Perpetrators often used Potemkin villages, and staged events to deceive outside observers, forcing the victims to cooperate in the deception. During the Anfal campaign against the Kurds in Iraq, reporters were given a guided tour of selected Kurdish areas and then attended a festive Kurdish wedding. In June 1944 a delegation of the International Red Cross visited the Nazi Paradeisghetto of Theresienstadt (in Czech Terezín), which had been spruced up for the occasion. The delegation was allowed to speak with a few prisoners who had been told what to say. The Nazis also forced Jews to take part in propaganda films depicting life at Theresienstadt and in the Warsaw ghetto.

Although most books that deal with genocide contain some discussion of deception by the perpetrators, the subject of evasion and deception by the victims has not been well served by the scholarly literature. There are a great many studies of victimization and its consequences (such as posttraumatic stress disorder), and many also of resistance and rescue, but the efforts of victims to save themselves by deceiving the perpetrators have only recently begun to draw the attention of scholars. Such experiences are described in memoirs and diaries too numerous to mention. The Bibliography here includes a small sample of these.
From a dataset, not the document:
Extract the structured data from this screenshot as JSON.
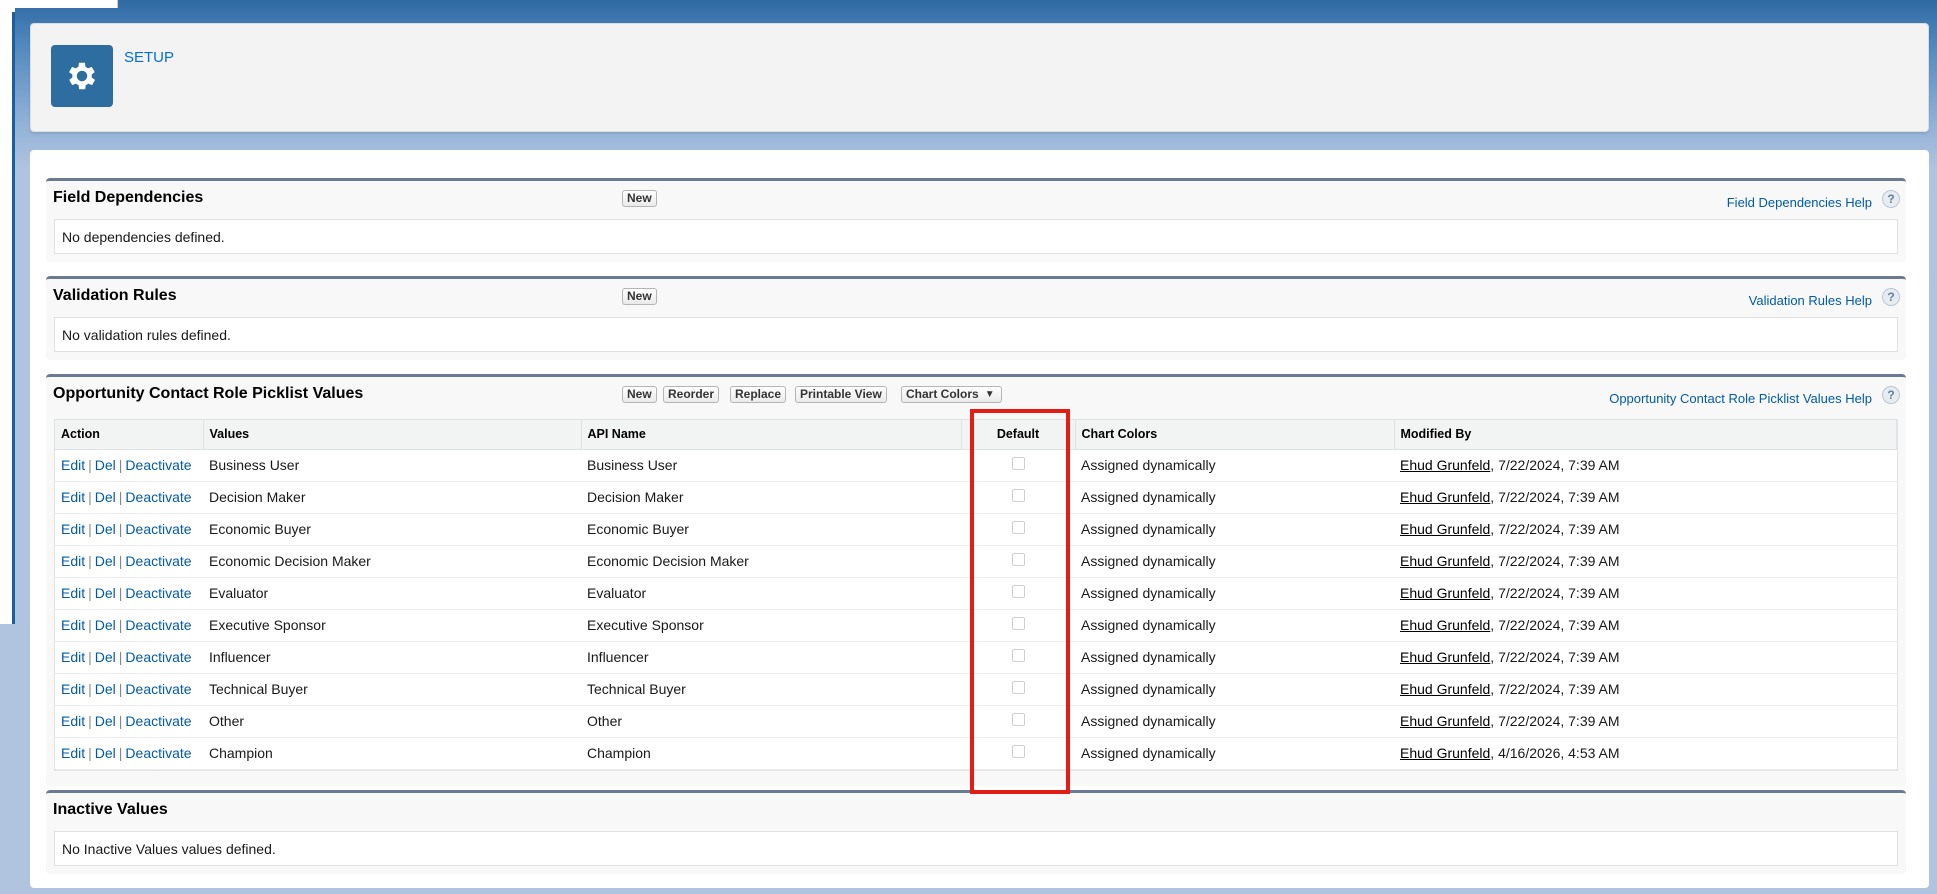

SEE ALSO Cambodia; Deception, Perpetrators; Ghetto; Propaganda

BIBLIOGRAPHY

Klemperer, Victor (1998). I Will Bear Witness: A Diary of the Nazi Years 1933–1945. London: Weidenfeld & Nicolson.

Paulsson, Gunnar S. (2001). "Evading the Holocaust: The Unexplored Continent of Holocaust Historiography." In Remembering for the Future: The Holocaust in an Age of Genocide, Vol. I. London: Palgrave.

Paulsson, Gunnar S. (2003). Secret City: The Hidden Jews ofWarsaw, 1940–1945. New Haven, Conn.: Yale University Press.

Roseman, Mark (2001). A Past in Hiding: Memory andSurvival in Nazi Germany. New York: Henry Holt.

Szpilman, Wladyslaw (1999). The Pianist: The Extraordinary Story of One Man's Survival in Warsaw, 1939–45. New York: Picador.

Welaratna, Usha (1993). Beyond the Killing Fields: Voices ofNine Cambodian Survivors in America. Stanford, Calif.: Stanford University Press.